During this visit, the Iraqi centrifuge experts asked Stemmler to help them overcome vacuum problems in their Beams-type gas centrifuge test stands. They took Stemmler to Rashdiya, on the northern outskirts of Baghdad. Rashdiya was the center of Iraq's research and development program in centrifuges.
The
third viewgraph is a 2-meter satellite image of Rashdiya as it appeared in late 1991. At the time of Stemmler's visit, only a portion of the buildings was finished. The
fourth viewgraph shows the large workshops building from just outside the perimeter.
Once at Rashdiya, Stemmler went to a small building (later called building 22 by Iraq) that had been finished in early 1988 (see
fifth viewgraph). Inside, Stemmler found two test stands, one designed to conduct mechanical tests, and the other designed to use process gas in the centrifuge. Each was located in a "pit." Each pit was about 6.5 meters deep, extending 2.5 meters below ground level and about 4 meters above the floor. Forty-centimeter thick concrete walls, to which the test centrifuges were attached, surrounded the above-ground portion of the pit. The Iraqis had calculated that this wall thickness was required in case a heavy centrifuge jacket (60-70 centimeters long) was to break away from its fixtures while spinning at high speed and crash into a wall.
The
sixth viewgraph shows the inside of the building as found by Action Team inspectors in 1995 or 1996. Iraq had dismantled the pits, and after the 1991 Persian Gulf War it had placed miscellaneous equipment throughout the building to disguise the building's true purpose.

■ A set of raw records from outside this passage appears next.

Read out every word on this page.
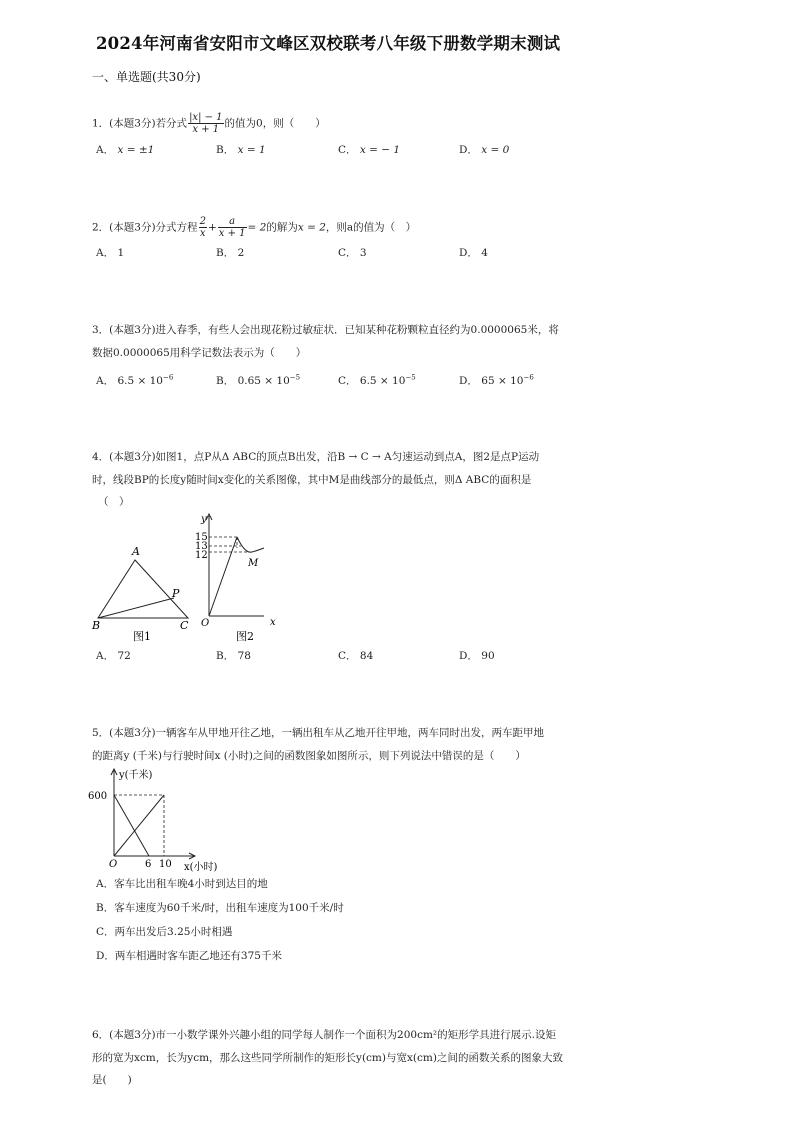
2024年河南省安阳市文峰区双校联考八年级下册数学期末测试
一、单选题(共30分)
1．(本题3分)若分式 $\frac{|x| - 1}{x + 1}$ 的值为0，则（　　）
A． x = ±1	B． x = 1	C． x = − 1	D． x = 0
2．(本题3分)分式方程 $\frac{2}{x} + \frac{a}{x + 1} = 2$的解为x = 2，则a的值为（　）
A． 1	B． 2	C． 3	D． 4
3．(本题3分)进入春季，有些人会出现花粉过敏症状．已知某种花粉颗粒直径约为0.0000065米，将
数据0.0000065用科学记数法表示为（　　）
A． $6.5 \times 10^{-6}$	B． $0.65 \times 10^{-5}$	C． $6.5 \times 10^{-5}$	D． $65 \times 10^{-6}$
4．(本题3分)如图1，点P从Δ ABC的顶点B出发，沿B → C → A匀速运动到点A，图2是点P运动
时，线段BP的长度y随时间x变化的关系图像，其中M是曲线部分的最低点，则Δ ABC的面积是
（　）
A
B	C
P
图1
y
O	x
15
13
12
M
图2
A． 72	B． 78	C． 84	D． 90
5．(本题3分)一辆客车从甲地开往乙地，一辆出租车从乙地开往甲地，两车同时出发，两车距甲地
的距离y (千米)与行驶时间x (小时)之间的函数图象如图所示，则下列说法中错误的是（　　）
y(千米)
600
O	6 10 x(小时)
A．客车比出租车晚4小时到达目的地
B．客车速度为60千米/时，出租车速度为100千米/时
C．两车出发后3.25小时相遇
D．两车相遇时客车距乙地还有375千米
6．(本题3分)市一小数学课外兴趣小组的同学每人制作一个面积为200cm²的矩形学具进行展示.设矩
形的宽为xcm，长为ycm，那么这些同学所制作的矩形长y(cm)与宽x(cm)之间的函数关系的图象大致
是(　　)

Stemmler could hear the test stands when he approached them, which confirmed the existence of problems in the vacuum system. He was able to fix the vacuum problem relatively easily.
Although Stemmler's assistance was rather mundane, it allowed the Iraqis to overcome an important "bottleneck" in their program. The Iraqis knew when they started that the Beams-type centrifuge was not the best one to pursue, but they understood that operating this centrifuge would provide valuable experience. According to senior Iraqis, without the experience of the Beams-type centrifuge, the new designs acquired from Stemmler in August 1988 "might have looked strange." Even though these new drawings "provided a clear road" for the development of a more advanced centrifuge, the Beams- centrifuge program continued until the technology was proven. In the end, the Beam- centrifuge program provided important experience about centrifuge operation and manufacturing.
Later, when Stemmler was asked by the media and German authorities for the location of Rashdiya, he placed this test stand building in southeastern Baghdad. He was driven to the site in a circuitous way, and this process disoriented Stemmler. As a result, Rashdiya was not discovered until after the Persian Gulf War.
Notes
*Presented at the following conferences: (1) "Non-Proliferation, Nuclear Security and Export Control: Lessons and Challenges," sponsored by ISIS and the Center for Export Control, Moscow, April 19-20, 2001, and (2) "International Seminar on Export Controls and Nuclear Proliferation," sponsored by ISIS and the Export Control Laboratory of the Institute of Physics and Power Engineering, Obninsk, April 23-24, 2001.